Link equity loss scenarios:

  • Redirect chains (their page → intermediate → your page): more loss per hop
  • Links to pages that 404 during migration: total loss
  • Links from sites that don’t recrawl: delayed transfer
  • Links from sites that remove links seeing redirect: actual loss

Backlink preservation tactics:

  • Identify their top backlinks (Ahrefs/Semrush)
  • Ensure those specific URLs have perfect redirects
  • Consider reaching out to top linkers proactively
  • Update any links you control (directories, partnerships)

Mitchell: How long should we keep the acquired domain active?

SDC SEO Brain: Domain redirect duration:

Minimum: 2 years. Google needs time to recrawl all linking pages and update the index.

Recommended: Indefinitely. Renewing a domain costs ~$15/year. Losing backlink equity costs thousands in lost rankings.

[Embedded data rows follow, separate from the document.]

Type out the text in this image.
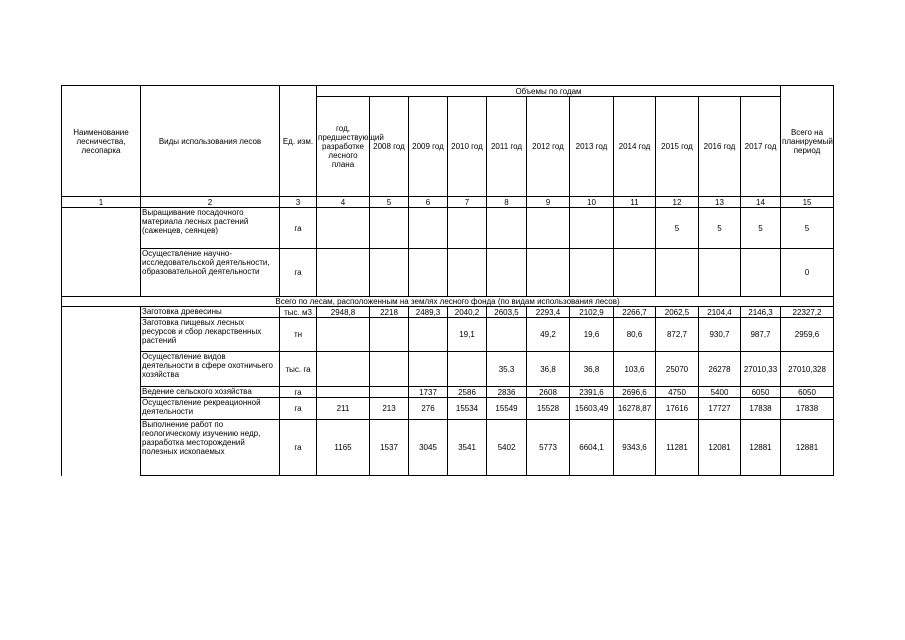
Наименование лесничества, лесопарка	Виды использования лесов	Ед. изм.	Объемы по годам											Всего на планируемый период
			год, предшествующий разработке лесного плана	2008 год	2009 год	2010 год	2011 год	2012 год	2013 год	2014 год	2015 год	2016 год	2017 год	
1	2	3	4	5	6	7	8	9	10	11	12	13	14	15
	Выращивание посадочного материала лесных растений (саженцев, сеянцев)	га									5	5	5	5
	Осуществление научно-исследовательской деятельности, образовательной деятельности	га												0
Всего по лесам, расположенным на землях лесного фонда (по видам использования лесов)														
	Заготовка древесины	тыс. м3	2948,8	2218	2489,3	2040,2	2603,5	2293,4	2102,9	2266,7	2062,5	2104,4	2146,3	22327,2
	Заготовка пищевых лесных ресурсов и сбор лекарственных растений	тн				19,1		49,2	19,6	80,6	872,7	930,7	987,7	2959,6
	Осуществление видов деятельности в сфере охотничьего хозяйства	тыс. га					35.3	36,8	36,8	103,6	25070	26278	27010,33	27010,328
	Ведение сельского хозяйства	га			1737	2586	2836	2608	2391,6	2696,6	4750	5400	6050	6050
	Осуществление рекреационной деятельности	га	211	213	276	15534	15549	15528	15603,49	16278,87	17616	17727	17838	17838
	Выполнение работ по геологическому изучению недр, разработка месторождений полезных ископаемых	га	1165	1537	3045	3541	5402	5773	6604,1	9343,6	11281	12081	12881	12881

Never let acquired domains expire. Competitors or squatters will buy them and either redirect traffic to themselves or remove your redirect benefit.

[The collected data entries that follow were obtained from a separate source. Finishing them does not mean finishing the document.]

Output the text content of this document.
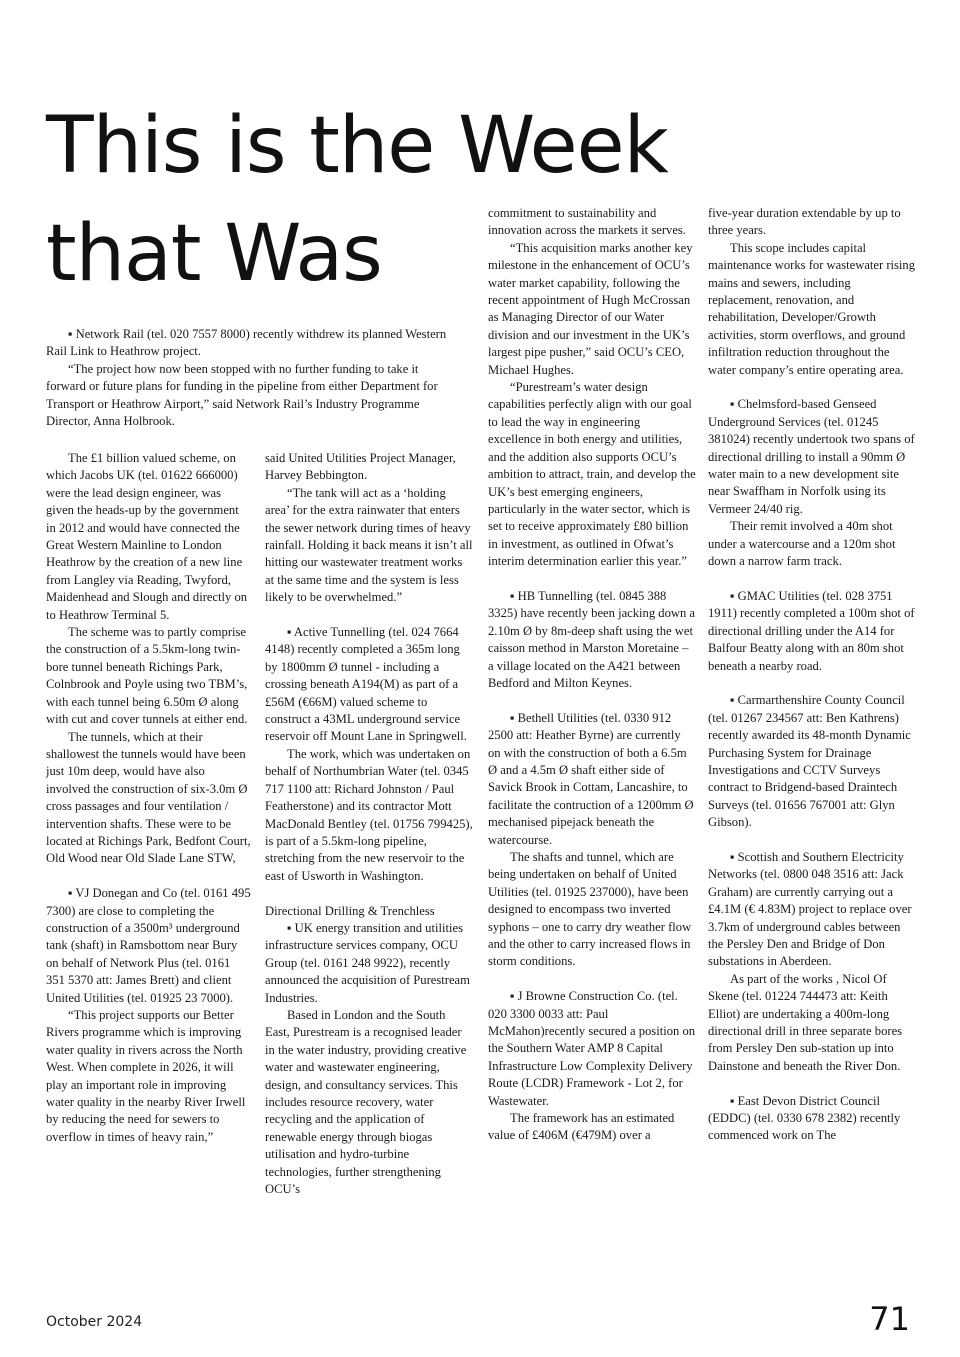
This is the Week
that Was

▪ Network Rail (tel. 020 7557 8000) recently withdrew its planned Western Rail Link to Heathrow project.

“The project how now been stopped with no further funding to take it forward or future plans for funding in the pipeline from either Department for Transport or Heathrow Airport,” said Network Rail’s Industry Programme Director, Anna Holbrook.

The £1 billion valued scheme, on which Jacobs UK (tel. 01622 666000) were the lead design engineer, was given the heads-up by the government in 2012 and would have connected the Great Western Mainline to London Heathrow by the creation of a new line from Langley via Reading, Twyford, Maidenhead and Slough and directly on to Heathrow Terminal 5.

The scheme was to partly comprise the construction of a 5.5km-long twin-bore tunnel beneath Richings Park, Colnbrook and Poyle using two TBM’s, with each tunnel being 6.50m Ø along with cut and cover tunnels at either end.

The tunnels, which at their shallowest the tunnels would have been just 10m deep, would have also involved the construction of six-3.0m Ø cross passages and four ventilation / intervention shafts. These were to be located at Richings Park, Bedfont Court, Old Wood near Old Slade Lane STW,

▪ VJ Donegan and Co (tel. 0161 495 7300) are close to completing the construction of a 3500m³ underground tank (shaft) in Ramsbottom near Bury on behalf of Network Plus (tel. 0161 351 5370 att: James Brett) and client United Utilities (tel. 01925 23 7000).

“This project supports our Better Rivers programme which is improving water quality in rivers across the North West. When complete in 2026, it will play an important role in improving water quality in the nearby River Irwell by reducing the need for sewers to overflow in times of heavy rain,”

said United Utilities Project Manager, Harvey Bebbington.

“The tank will act as a ‘holding area’ for the extra rainwater that enters the sewer network during times of heavy rainfall. Holding it back means it isn’t all hitting our wastewater treatment works at the same time and the system is less likely to be overwhelmed.”

▪ Active Tunnelling (tel. 024 7664 4148) recently completed a 365m long by 1800mm Ø tunnel - including a crossing beneath A194(M) as part of a £56M (€66M) valued scheme to construct a 43ML underground service reservoir off Mount Lane in Springwell.

The work, which was undertaken on behalf of Northumbrian Water (tel. 0345 717 1100 att: Richard Johnston / Paul Featherstone) and its contractor Mott MacDonald Bentley (tel. 01756 799425), is part of a 5.5km-long pipeline, stretching from the new reservoir to the east of Usworth in Washington.

Directional Drilling & Trenchless

▪ UK energy transition and utilities infrastructure services company, OCU Group (tel. 0161 248 9922), recently announced the acquisition of Purestream Industries.

Based in London and the South East, Purestream is a recognised leader in the water industry, providing creative water and wastewater engineering, design, and consultancy services. This includes resource recovery, water recycling and the application of renewable energy through biogas utilisation and hydro-turbine technologies, further strengthening OCU’s

commitment to sustainability and innovation across the markets it serves.

“This acquisition marks another key milestone in the enhancement of OCU’s water market capability, following the recent appointment of Hugh McCrossan as Managing Director of our Water division and our investment in the UK’s largest pipe pusher,” said OCU’s CEO, Michael Hughes.

“Purestream’s water design capabilities perfectly align with our goal to lead the way in engineering excellence in both energy and utilities, and the addition also supports OCU’s ambition to attract, train, and develop the UK’s best emerging engineers, particularly in the water sector, which is set to receive approximately £80 billion in investment, as outlined in Ofwat’s interim determination earlier this year.”

▪ HB Tunnelling (tel. 0845 388 3325) have recently been jacking down a 2.10m Ø by 8m-deep shaft using the wet caisson method in Marston Moretaine – a village located on the A421 between Bedford and Milton Keynes.

▪ Bethell Utilities (tel. 0330 912 2500 att: Heather Byrne) are currently on with the construction of both a 6.5m Ø and a 4.5m Ø shaft either side of Savick Brook in Cottam, Lancashire, to facilitate the contruction of a 1200mm Ø mechanised pipejack beneath the watercourse.

The shafts and tunnel, which are being undertaken on behalf of United Utilities (tel. 01925 237000), have been designed to encompass two inverted syphons – one to carry dry weather flow and the other to carry increased flows in storm conditions.

▪ J Browne Construction Co. (tel. 020 3300 0033 att: Paul McMahon)recently secured a position on the Southern Water AMP 8 Capital Infrastructure Low Complexity Delivery Route (LCDR) Framework - Lot 2, for Wastewater.

The framework has an estimated value of £406M (€479M) over a

five-year duration extendable by up to three years.

This scope includes capital maintenance works for wastewater rising mains and sewers, including replacement, renovation, and rehabilitation, Developer/Growth activities, storm overflows, and ground infiltration reduction throughout the water company’s entire operating area.

▪ Chelmsford-based Genseed Underground Services (tel. 01245 381024) recently undertook two spans of directional drilling to install a 90mm Ø water main to a new development site near Swaffham in Norfolk using its Vermeer 24/40 rig.

Their remit involved a 40m shot under a watercourse and a 120m shot down a narrow farm track.

▪ GMAC Utilities (tel. 028 3751 1911) recently completed a 100m shot of directional drilling under the A14 for Balfour Beatty along with an 80m shot beneath a nearby road.

▪ Carmarthenshire County Council (tel. 01267 234567 att: Ben Kathrens) recently awarded its 48-month Dynamic Purchasing System for Drainage Investigations and CCTV Surveys contract to Bridgend-based Draintech Surveys (tel. 01656 767001 att: Glyn Gibson).

▪ Scottish and Southern Electricity Networks (tel. 0800 048 3516 att: Jack Graham) are currently carrying out a £4.1M (€ 4.83M) project to replace over 3.7km of underground cables between the Persley Den and Bridge of Don substations in Aberdeen.

As part of the works , Nicol Of Skene (tel. 01224 744473 att: Keith Elliot) are undertaking a 400m-long directional drill in three separate bores from Persley Den sub-station up into Dainstone and beneath the River Don.

▪ East Devon District Council (EDDC) (tel. 0330 678 2382) recently commenced work on The

October 2024	71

Mitchell: What about their brand name? People search for it.

SDC SEO Brain: Branded search handling:

Create acquisition/merger content:

  • “[Acquired Brand] is now part of [Your Brand]”
  • Optimize for their brand name searches
  • Explain the transition for their customers

Brand bidding:

  • Consider PPC on their brand terms during transition
  • Protect against competitors capitalizing

Google Knowledge Graph:

  • Their Google Business Profile needs updating
  • Wikipedia/Wikidata entity relationships
  • Press release distribution for entity association

Brand name search traffic is the easiest to transfer because you control the messaging. Informational and commercial rankings are harder.


FAQ

Q: How long does authority transfer take after redirect?
A: Initial transfer begins within days to weeks. Full effect can take 6-12 months as Google recrawls all linking pages and re-evaluates authority.

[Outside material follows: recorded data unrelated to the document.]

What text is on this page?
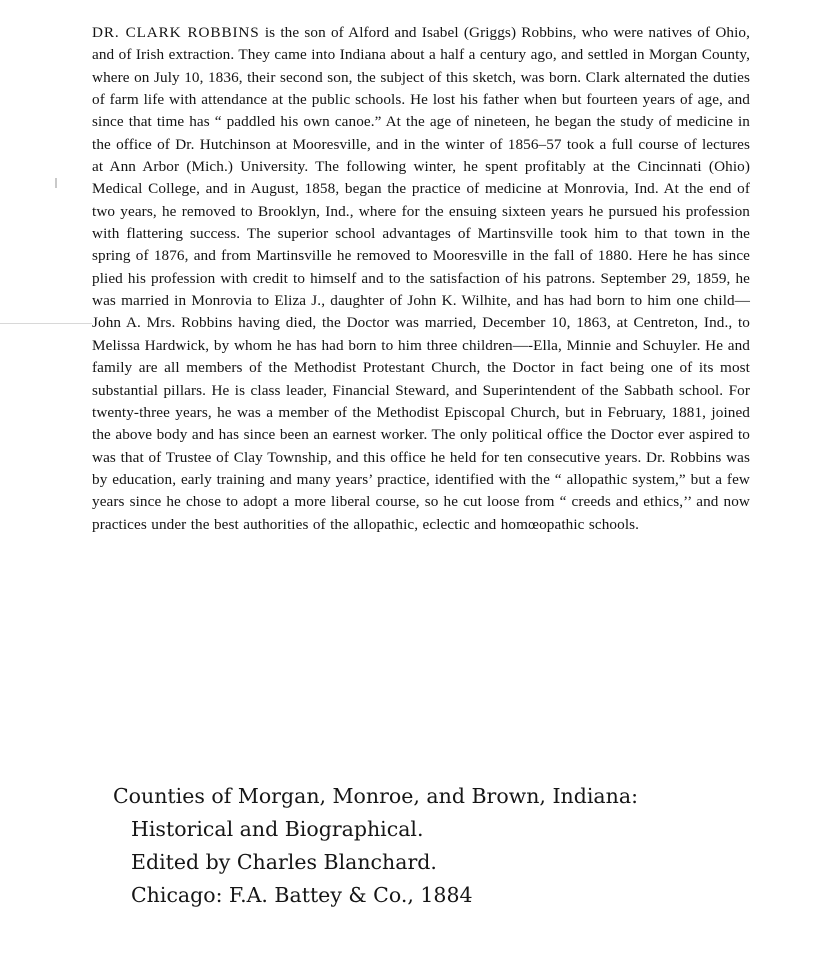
DR. CLARK ROBBINS is the son of Alford and Isabel (Griggs) Robbins, who were natives of Ohio, and of Irish extraction. They came into Indiana about a half a century ago, and settled in Morgan County, where on July 10, 1836, their second son, the subject of this sketch, was born. Clark alternated the duties of farm life with attendance at the public schools. He lost his father when but fourteen years of age, and since that time has “ paddled his own canoe.” At the age of nineteen, he began the study of medicine in the office of Dr. Hutchinson at Mooresville, and in the winter of 1856–57 took a full course of lectures at Ann Arbor (Mich.) University. The following winter, he spent profitably at the Cincinnati (Ohio) Medical College, and in August, 1858, began the practice of medicine at Monrovia, Ind. At the end of two years, he removed to Brooklyn, Ind., where for the ensuing sixteen years he pursued his profession with flattering success. The superior school advantages of Martinsville took him to that town in the spring of 1876, and from Martinsville he removed to Mooresville in the fall of 1880. Here he has since plied his profession with credit to himself and to the satisfaction of his patrons. September 29, 1859, he was married in Monrovia to Eliza J., daughter of John K. Wilhite, and has had born to him one child—John A. Mrs. Robbins having died, the Doctor was married, December 10, 1863, at Centreton, Ind., to Melissa Hardwick, by whom he has had born to him three children—-Ella, Minnie and Schuyler. He and family are all members of the Methodist Protestant Church, the Doctor in fact being one of its most substantial pillars. He is class leader, Financial Steward, and Superintendent of the Sabbath school. For twenty-three years, he was a member of the Methodist Episcopal Church, but in February, 1881, joined the above body and has since been an earnest worker. The only political office the Doctor ever aspired to was that of Trustee of Clay Township, and this office he held for ten consecutive years. Dr. Robbins was by education, early training and many years’ practice, identified with the “ allopathic system,” but a few years since he chose to adopt a more liberal course, so he cut loose from “ creeds and ethics,’’ and now practices under the best authorities of the allopathic, eclectic and homœopathic schools.

Counties of Morgan, Monroe, and Brown, Indiana:
Historical and Biographical.
Edited by Charles Blanchard.
Chicago: F.A. Battey & Co., 1884
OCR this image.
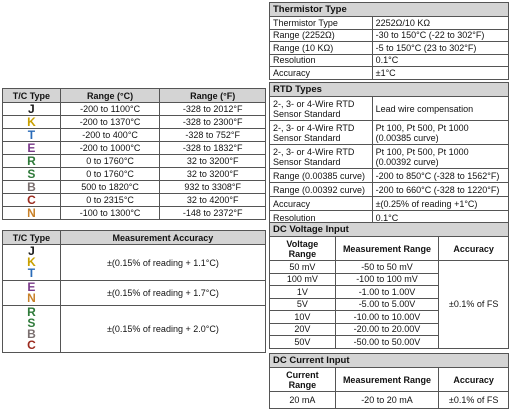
T/C Type	Range (°C)	Range (°F)
J	-200 to 1100°C	-328 to 2012°F
K	-200 to 1370°C	-328 to 2300°F
T	-200 to 400°C	-328 to 752°F
E	-200 to 1000°C	-328 to 1832°F
R	0 to 1760°C	32 to 3200°F
S	0 to 1760°C	32 to 3200°F
B	500 to 1820°C	932 to 3308°F
C	0 to 2315°C	32 to 4200°F
N	-100 to 1300°C	-148 to 2372°F
T/C Type	Measurement Accuracy

J
K
T	±(0.15% of reading + 1.1°C)

E
N	±(0.15% of reading + 1.7°C)

R
S
B
C	±(0.15% of reading + 2.0°C)
Thermistor Type	
Thermistor Type	2252Ω/10 KΩ
Range (2252Ω)	-30 to 150°C (-22 to 302°F)
Range (10 KΩ)	-5 to 150°C (23 to 302°F)
Resolution	0.1°C
Accuracy	±1°C
RTD Types	
2-, 3- or 4-Wire RTD Sensor Standard	Lead wire compensation
2-, 3- or 4-Wire RTD Sensor Standard	Pt 100, Pt 500, Pt 1000 (0.00385 curve)
2-, 3- or 4-Wire RTD Sensor Standard	Pt 100, Pt 500, Pt 1000 (0.00392 curve)
Range (0.00385 curve)	-200 to 850°C (-328 to 1562°F)
Range (0.00392 curve)	-200 to 660°C (-328 to 1220°F)
Accuracy	±(0.25% of reading +1°C)
Resolution	0.1°C
DC Voltage Input		
Voltage Range	Measurement Range	Accuracy
50 mV	-50 to 50 mV	±0.1% of FS
100 mV	-100 to 100 mV	
1V	-1.00 to 1.00V	
5V	-5.00 to 5.00V	
10V	-10.00 to 10.00V	
20V	-20.00 to 20.00V	
50V	-50.00 to 50.00V	
DC Current Input		
Current Range	Measurement Range	Accuracy
20 mA	-20 to 20 mA	±0.1% of FS
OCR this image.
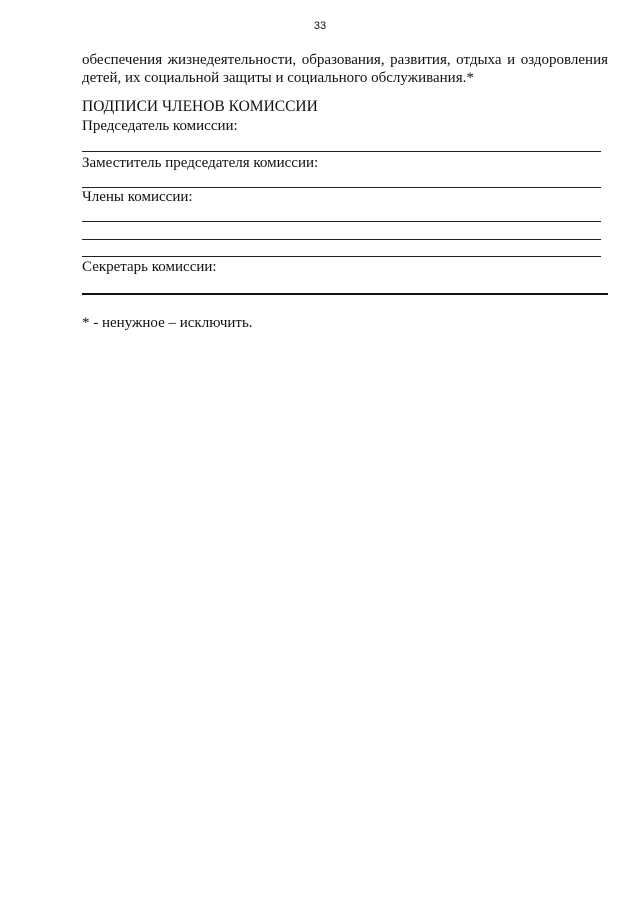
33
обеспечения жизнедеятельности, образования, развития, отдыха и оздоровления
детей, их социальной защиты и социального обслуживания.*
ПОДПИСИ ЧЛЕНОВ КОМИССИИ
Председатель комиссии:
Заместитель председателя комиссии:
Члены комиссии:
Секретарь комиссии:
* - ненужное – исключить.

Q: Should we wait for acquisition to close before planning?
A: Begin planning immediately but implement nothing until deal closes. Pre-acquisition, you’re competitors; post-acquisition, you can execute.

Q: What if both sites have the same content?
A: Duplicate content should consolidate to the best-performing page. Redirect all duplicate pages to the surviving version. Don’t keep both indexed.

Q: Can we merge two sites if they’re in different countries/languages?
A: International considerations add complexity. Hreflang may be needed. Generally safer to maintain separate domains for different markets unless brand consolidation is the specific goal.

Q: What about acquired site’s Google Search Console data?
A: Keep access to their GSC property even after migration. Historical data is valuable for diagnosing issues. You can add their domain as a property in your GSC account.


Summary

Acquisition SEO is high-stakes. Wrong decisions can destroy years of accumulated authority in weeks.

Assess before deciding:

  • Compare domain metrics (stronger domain should typically survive)
  • Analyze content overlap
  • Consider brand equity
  • Understand business constraints

Options ranked by SEO preservation:

  1. Maintain separate domains (least risk, most inefficiency)
  2. Migrate to stronger domain (preserves most value)
  3. Create content parity, then consolidate (medium risk)
  4. Rush consolidation to weaker domain (highest risk)
  5. New domain entirely (destroys both domains’ value)

If consolidating:

  • Redirect EVERY URL (not just homepages)
  • Match content quality and relevance
  • Preserve for minimum 2 years, ideally forever
  • Monitor aggressively post-migration

High-value rankings are at risk. If acquired site has #1 positions you want, strongly consider migrating to their domain or keeping separate.

Don’t let domains expire. The small renewal cost prevents competitors from capturing your redirect equity.